Although millennial thought dates back to the ancient Persian philosophers and was sustained through the centuries by Christian, Jewish, and Muslim teachers, Americans especially seem always to have been fascinated by the horror of a certain apocalyptic vision that includes plagues, earthquakes, and cataclysmic volcanic eruptions. Christopher Columbus was a devout student of biblical prophecies who believed that the world would end in 1650. He perceived that his personal mission was to find a new continent that would be a special refuge for those who survived the purging of Armageddon, the final battle between the armies of Christ and Satan, that he believed would occur during the mid-seventeenth century.

Scores of American preachers and mystics from colonial times through the Civil War and up to the present day have continued the precedent set by Columbus and occupied themselves with predicting the exact time of Christ's return and the subsequent final battle between Good and Evil.

Of course such obsessions with apocalyptic teachings and personal quests for spiritual fulfillment are by no means limited to Americans. By the twentieth century, many formerly loyal followers of organized religious bodies throughout the world were beginning to become impatient with doctrinal rules of order and began to blend the new discoveries of science with the faith of their forefathers. In the West, many spiritual seekers chose to combine the teachings of Eastern religions with those aspects of western science which they felt supported their spiritual beliefs, including meditation, biofeedback, and extrasensory perception as means of attaining higher awareness.

These amalgamations of science, conventional Christianity, and such eastern religions as Hinduism and Buddhism offended many individuals who deemed themselves to be the true followers of the revelations disclosed in the Bible; and these apocalyptic groups, such as the Branch Davidians set themselves apart to prepare for the time of judgment that they believed was imminent.

While members of organized church bodies, as well as the general public, were quick to brand these various splinter groups as cults, in contemporary language usage such a term is considered negative and judgmental. Although the beliefs practiced by some of these groups may seem strange to certain of the more conventionally religious, the sincerity of the members of such evolving spiritual bodies cannot be so readily discounted by those who have not carefully examined what may be a blending of several traditions and a serious attempt to achieve enlightenment.

It may be that many of the spiritual experiments of the twentieth century will be assessed by more conventional students of theology as modern expressions of the Christian Mystery Schools that combined elements of the occult within their dogma. Unfortunately, far too many of these newly emergent groups began with visions of peace and love and ended with the mass suicides and deaths of their followers. In the United States, The Peoples' Temple began with Pastor James Jones expanding the teachings of a liberal Protestant denomination into a doomsday cult and later revealing himself to group as being the reincarnation of Jesus and the Buddha.

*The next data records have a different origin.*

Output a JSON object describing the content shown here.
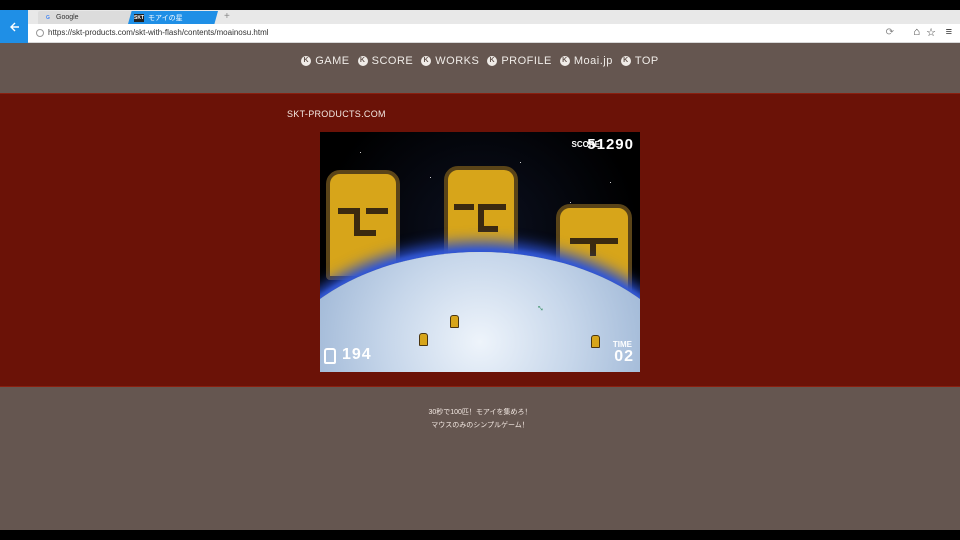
{
  "browser": {
    "tabs": [
      {
        "label": "Google",
        "icon": "google-g-icon"
      },
      {
        "label": "モアイの星",
        "icon": "skt-favicon-icon"
      }
    ],
    "favicon_skt_text": "SKT",
    "favicon_google_text": "G",
    "new_tab_glyph": "+",
    "url": "https://skt-products.com/skt-with-flash/contents/moainosu.html",
    "accent_color": "#1f8fe6"
  },
  "nav": {
    "items": [
      {
        "label": "GAME"
      },
      {
        "label": "SCORE"
      },
      {
        "label": "WORKS"
      },
      {
        "label": "PROFILE"
      },
      {
        "label": "Moai.jp"
      },
      {
        "label": "TOP"
      }
    ],
    "bullet_glyph": "K",
    "band_color": "#655650"
  },
  "site_label": "SKT-PRODUCTS.COM",
  "game": {
    "score_label": "SCORE",
    "score_value": "51290",
    "count_value": "194",
    "time_label": "TIME",
    "time_value": "02",
    "band_color": "#6b1207"
  },
  "description": {
    "line1": "30秒で100匹！モアイを集めろ！",
    "line2": "マウスのみのシンプルゲーム！"
  }
}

In Jonestown, Guyana, on November 14, 1978, Jones joined 638 of his adult followers and 276 of their children in a mass suicide. In Rwanda, Credonia Mwerinde combined a cult of the Virgin Mary and Roman Catholicism with aboriginal religious traditions and allowed the heavenly messages to end the lives of over 1,000 members by mass murder on March 15, 2000. In Switzerland, The Order of the Solar Temple sought to prepare humankind for the return of Christ through the wisdom of occult and extraterrestrial masters, but when the illusion of immortality faded, a series of mass suicides of cult members took place in Switzerland, France, and Quebec, from October 1994 to March 1997.

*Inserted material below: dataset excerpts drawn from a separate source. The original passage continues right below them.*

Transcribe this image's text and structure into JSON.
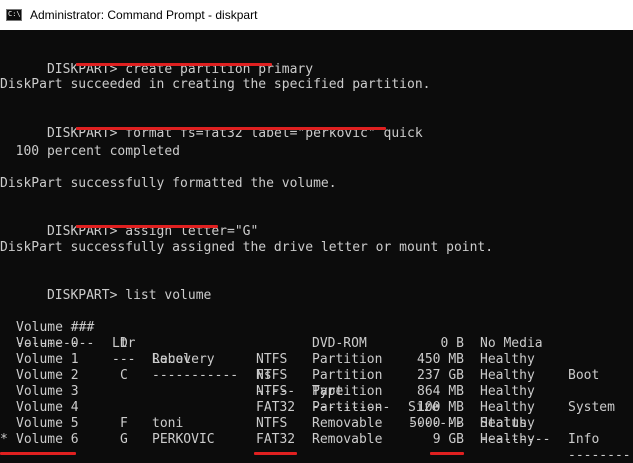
{
  "window": {
    "icon_text": "C:\\",
    "title": "Administrator: Command Prompt - diskpart"
  },
  "console": {
    "prompt": "DISKPART> ",
    "cmd1": "create partition primary",
    "out1": "DiskPart succeeded in creating the specified partition.",
    "cmd2": "format fs=fat32 label=\"perkovic\" quick",
    "progress": "  100 percent completed",
    "out2": "DiskPart successfully formatted the volume.",
    "cmd3": "assign letter=\"G\"",
    "out3": "DiskPart successfully assigned the drive letter or mount point.",
    "cmd4": "list volume"
  },
  "table": {
    "headers": [
      "Volume ###",
      "Ltr",
      "Label",
      "Fs",
      "Type",
      "Size",
      "Status",
      "Info"
    ],
    "separators": [
      "----------",
      "---",
      "-----------",
      "-----",
      "----------",
      "-------",
      "---------",
      "--------"
    ],
    "rows": [
      {
        "marker": " ",
        "volume": "Volume 0",
        "ltr": "D",
        "label": "",
        "fs": "",
        "type": "DVD-ROM",
        "size": "0 B",
        "status": "No Media",
        "info": ""
      },
      {
        "marker": " ",
        "volume": "Volume 1",
        "ltr": "",
        "label": "Recovery",
        "fs": "NTFS",
        "type": "Partition",
        "size": "450 MB",
        "status": "Healthy",
        "info": ""
      },
      {
        "marker": " ",
        "volume": "Volume 2",
        "ltr": "C",
        "label": "",
        "fs": "NTFS",
        "type": "Partition",
        "size": "237 GB",
        "status": "Healthy",
        "info": "Boot"
      },
      {
        "marker": " ",
        "volume": "Volume 3",
        "ltr": "",
        "label": "",
        "fs": "NTFS",
        "type": "Partition",
        "size": "864 MB",
        "status": "Healthy",
        "info": ""
      },
      {
        "marker": " ",
        "volume": "Volume 4",
        "ltr": "",
        "label": "",
        "fs": "FAT32",
        "type": "Partition",
        "size": "100 MB",
        "status": "Healthy",
        "info": "System"
      },
      {
        "marker": " ",
        "volume": "Volume 5",
        "ltr": "F",
        "label": "toni",
        "fs": "NTFS",
        "type": "Removable",
        "size": "5000 MB",
        "status": "Healthy",
        "info": ""
      },
      {
        "marker": "*",
        "volume": "Volume 6",
        "ltr": "G",
        "label": "PERKOVIC",
        "fs": "FAT32",
        "type": "Removable",
        "size": "9 GB",
        "status": "Healthy",
        "info": ""
      }
    ]
  },
  "colors": {
    "console_bg": "#0c0c0c",
    "console_fg": "#cccccc",
    "highlight_underline": "#e02020"
  }
}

Many of the new spiritual groups combine aspects of Christianity with the "new gospels' that they claim to have obtained from extraterrestrial Masters. Members of some of these UFO groups call Jesus by what they believe to be his true name of Sananda and recognize him as an extraterrestrial who is circling Earth in a spaceship, awaiting the proper time for his Second Coming. While UFO cults such as Heaven's Gate, the Raelians, and the Order of the Solar Temple developed sensational or negative images, there are many UFO groups who seek to develop a new religion that will blend science and more traditional religious concepts.

Falun Gong, although branded an evil cult by the Chinese government in 1999, claims to have 100 million members worldwide. Li Hongzhi, the founder of the movement who lives in the United States, insists that his group is not a religion, but a series of five daily exercises by which individuals may activate the higher abilities of mind, body, and spirit.

The Church of Scientology is classified as a cult by its detractors, but its members assert that Scientology is a new religion that was founded by L. Ron Hubbard in the twentieth century and has its roots in the deep beliefs and ancient wisdom that go back more than 50,000 years. By combining with the physical sciences, Scientology offers an application of scientific methodology to spiritual questions and allows individuals to approach their lives with more confidence.

As the world continues to shrink and millions of pulpits on the Internet become available to new mystics and visionaries, it remains for the individual reader to judge which groups contain the precepts, the truths, and the moral values to survive into the twenty-first century and beyond.